Corbin looked like he was about to say something about his chair, but he snapped his mouth shut and plonked down on the other end of the sofa.
Silence prevailed, the only sounds in the room the rustle of pages and the slurp of hot chocolate. I skimmed through two folklore volumes written by previous residents of Briarwood and a dull-as-dishwater herbal manual before my hand fell upon a small book.

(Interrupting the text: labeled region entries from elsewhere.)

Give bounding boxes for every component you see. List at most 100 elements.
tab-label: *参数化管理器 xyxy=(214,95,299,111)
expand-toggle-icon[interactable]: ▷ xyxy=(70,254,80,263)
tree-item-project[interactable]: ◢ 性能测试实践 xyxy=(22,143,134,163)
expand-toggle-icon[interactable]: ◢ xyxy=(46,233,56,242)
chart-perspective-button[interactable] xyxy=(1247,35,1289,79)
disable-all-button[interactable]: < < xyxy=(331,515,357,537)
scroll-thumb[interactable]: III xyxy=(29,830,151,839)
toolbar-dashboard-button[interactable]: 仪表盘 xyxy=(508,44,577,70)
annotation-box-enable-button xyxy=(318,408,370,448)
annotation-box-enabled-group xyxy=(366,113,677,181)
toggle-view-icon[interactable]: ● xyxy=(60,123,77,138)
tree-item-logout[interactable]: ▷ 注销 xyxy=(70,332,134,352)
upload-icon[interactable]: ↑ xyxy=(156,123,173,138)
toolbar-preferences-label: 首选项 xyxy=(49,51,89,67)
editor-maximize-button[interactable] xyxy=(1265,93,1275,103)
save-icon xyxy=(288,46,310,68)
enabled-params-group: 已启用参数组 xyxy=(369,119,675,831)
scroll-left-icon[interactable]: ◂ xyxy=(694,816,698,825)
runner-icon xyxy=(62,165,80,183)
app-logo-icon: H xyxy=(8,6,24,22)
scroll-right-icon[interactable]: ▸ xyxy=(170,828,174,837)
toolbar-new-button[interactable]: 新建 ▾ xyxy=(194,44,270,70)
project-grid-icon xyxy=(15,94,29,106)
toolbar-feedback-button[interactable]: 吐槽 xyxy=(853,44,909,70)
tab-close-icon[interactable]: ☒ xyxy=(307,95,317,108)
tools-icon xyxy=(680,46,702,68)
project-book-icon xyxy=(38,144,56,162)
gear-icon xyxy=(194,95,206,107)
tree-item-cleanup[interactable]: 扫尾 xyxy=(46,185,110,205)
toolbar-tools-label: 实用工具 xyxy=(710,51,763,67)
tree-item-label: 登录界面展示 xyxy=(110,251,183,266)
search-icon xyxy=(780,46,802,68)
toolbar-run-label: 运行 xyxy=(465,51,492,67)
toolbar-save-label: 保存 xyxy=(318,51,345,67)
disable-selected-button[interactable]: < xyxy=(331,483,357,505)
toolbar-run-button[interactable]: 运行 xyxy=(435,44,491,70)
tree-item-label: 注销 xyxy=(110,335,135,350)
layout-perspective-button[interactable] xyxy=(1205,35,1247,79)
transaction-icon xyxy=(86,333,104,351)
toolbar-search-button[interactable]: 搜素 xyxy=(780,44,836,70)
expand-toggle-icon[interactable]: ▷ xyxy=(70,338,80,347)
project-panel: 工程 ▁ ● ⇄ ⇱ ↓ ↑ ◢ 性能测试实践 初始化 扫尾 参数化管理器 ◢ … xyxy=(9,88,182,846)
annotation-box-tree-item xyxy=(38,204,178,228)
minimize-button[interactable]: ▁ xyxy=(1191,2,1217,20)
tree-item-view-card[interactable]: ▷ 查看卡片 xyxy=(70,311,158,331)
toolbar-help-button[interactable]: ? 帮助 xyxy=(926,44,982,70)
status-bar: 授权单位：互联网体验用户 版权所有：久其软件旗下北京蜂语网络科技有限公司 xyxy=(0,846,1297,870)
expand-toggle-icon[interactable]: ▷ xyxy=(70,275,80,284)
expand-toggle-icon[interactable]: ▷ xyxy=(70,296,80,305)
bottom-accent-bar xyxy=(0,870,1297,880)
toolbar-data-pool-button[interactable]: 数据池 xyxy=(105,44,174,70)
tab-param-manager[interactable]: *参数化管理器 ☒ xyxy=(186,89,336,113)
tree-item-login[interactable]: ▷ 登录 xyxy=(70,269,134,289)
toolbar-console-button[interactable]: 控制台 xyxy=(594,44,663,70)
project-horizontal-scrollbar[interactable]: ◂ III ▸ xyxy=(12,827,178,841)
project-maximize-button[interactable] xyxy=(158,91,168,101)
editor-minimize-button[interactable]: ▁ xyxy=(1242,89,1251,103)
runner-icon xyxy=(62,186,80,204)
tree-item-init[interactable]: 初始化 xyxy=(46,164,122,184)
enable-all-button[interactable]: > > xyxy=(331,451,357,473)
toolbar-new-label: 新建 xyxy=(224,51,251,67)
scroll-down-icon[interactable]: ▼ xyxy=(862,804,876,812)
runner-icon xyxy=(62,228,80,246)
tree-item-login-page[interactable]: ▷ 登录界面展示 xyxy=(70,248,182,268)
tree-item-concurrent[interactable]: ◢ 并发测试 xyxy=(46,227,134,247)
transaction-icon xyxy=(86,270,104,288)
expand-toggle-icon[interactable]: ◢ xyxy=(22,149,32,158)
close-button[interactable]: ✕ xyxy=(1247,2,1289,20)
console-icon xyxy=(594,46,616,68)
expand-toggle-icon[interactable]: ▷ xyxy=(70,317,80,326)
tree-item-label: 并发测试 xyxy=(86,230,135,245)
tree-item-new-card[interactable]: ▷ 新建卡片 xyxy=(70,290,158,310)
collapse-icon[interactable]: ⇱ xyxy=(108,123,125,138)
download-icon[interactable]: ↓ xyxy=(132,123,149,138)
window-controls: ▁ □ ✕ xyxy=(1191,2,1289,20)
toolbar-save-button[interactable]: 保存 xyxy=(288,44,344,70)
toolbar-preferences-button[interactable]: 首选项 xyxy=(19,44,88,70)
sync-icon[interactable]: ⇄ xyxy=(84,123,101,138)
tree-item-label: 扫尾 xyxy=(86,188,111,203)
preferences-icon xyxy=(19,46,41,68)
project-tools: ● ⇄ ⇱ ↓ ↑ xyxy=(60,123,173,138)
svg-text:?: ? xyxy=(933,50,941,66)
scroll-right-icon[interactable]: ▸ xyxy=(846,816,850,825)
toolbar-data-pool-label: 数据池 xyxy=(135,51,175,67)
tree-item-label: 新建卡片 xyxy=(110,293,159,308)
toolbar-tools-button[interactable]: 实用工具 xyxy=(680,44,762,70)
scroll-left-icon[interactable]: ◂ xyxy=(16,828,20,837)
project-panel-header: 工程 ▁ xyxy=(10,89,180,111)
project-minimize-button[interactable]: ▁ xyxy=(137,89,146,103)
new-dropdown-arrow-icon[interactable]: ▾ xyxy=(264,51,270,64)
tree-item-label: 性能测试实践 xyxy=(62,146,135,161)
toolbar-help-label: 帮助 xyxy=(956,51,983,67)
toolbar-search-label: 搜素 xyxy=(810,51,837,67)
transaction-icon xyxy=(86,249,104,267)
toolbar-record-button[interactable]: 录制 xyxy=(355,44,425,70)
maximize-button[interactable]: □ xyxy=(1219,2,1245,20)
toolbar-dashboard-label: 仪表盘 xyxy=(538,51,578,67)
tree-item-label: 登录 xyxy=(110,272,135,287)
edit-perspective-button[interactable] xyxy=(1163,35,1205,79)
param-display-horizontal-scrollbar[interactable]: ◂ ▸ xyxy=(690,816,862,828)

Principles of Spirit Magic, the title declared in faded gothic script.
My heart thudded in my chest. The guys said I was a spirit user like my mother. But I knew very little about what that actually meant. Apart from the dreams, I hadn’t really done anything particularly magical. Not that I really believed any of this. But maybe the book would have something useful.
I opened it up, flipping through the pages until I came to a section called DREAMWALKING.
The power of dream walking manifests itself in different ways, depending on the witch and how he/she chooses to wield it. It is one of the rarest types of spirit magic and is not well understood.
A witch may use her powers to enter the dreams of another, to bring people into her own dreams, or to transport her body through the dream-realm to other places, times, or spiritual planes.
“Guys,” I cried excitedly, leaping up so fast that Obelix, who’d settled himself between Corbin and I on the sofa, shot me a filthy look and returned to licking his bollocks.
Bollocks. Such a multi-faceted word.
“Watch out!” Corbin steadied his mug of hot chocolate. “Did you find something?”
I grinned. “I think I know a way we could get Jane’s baby back.”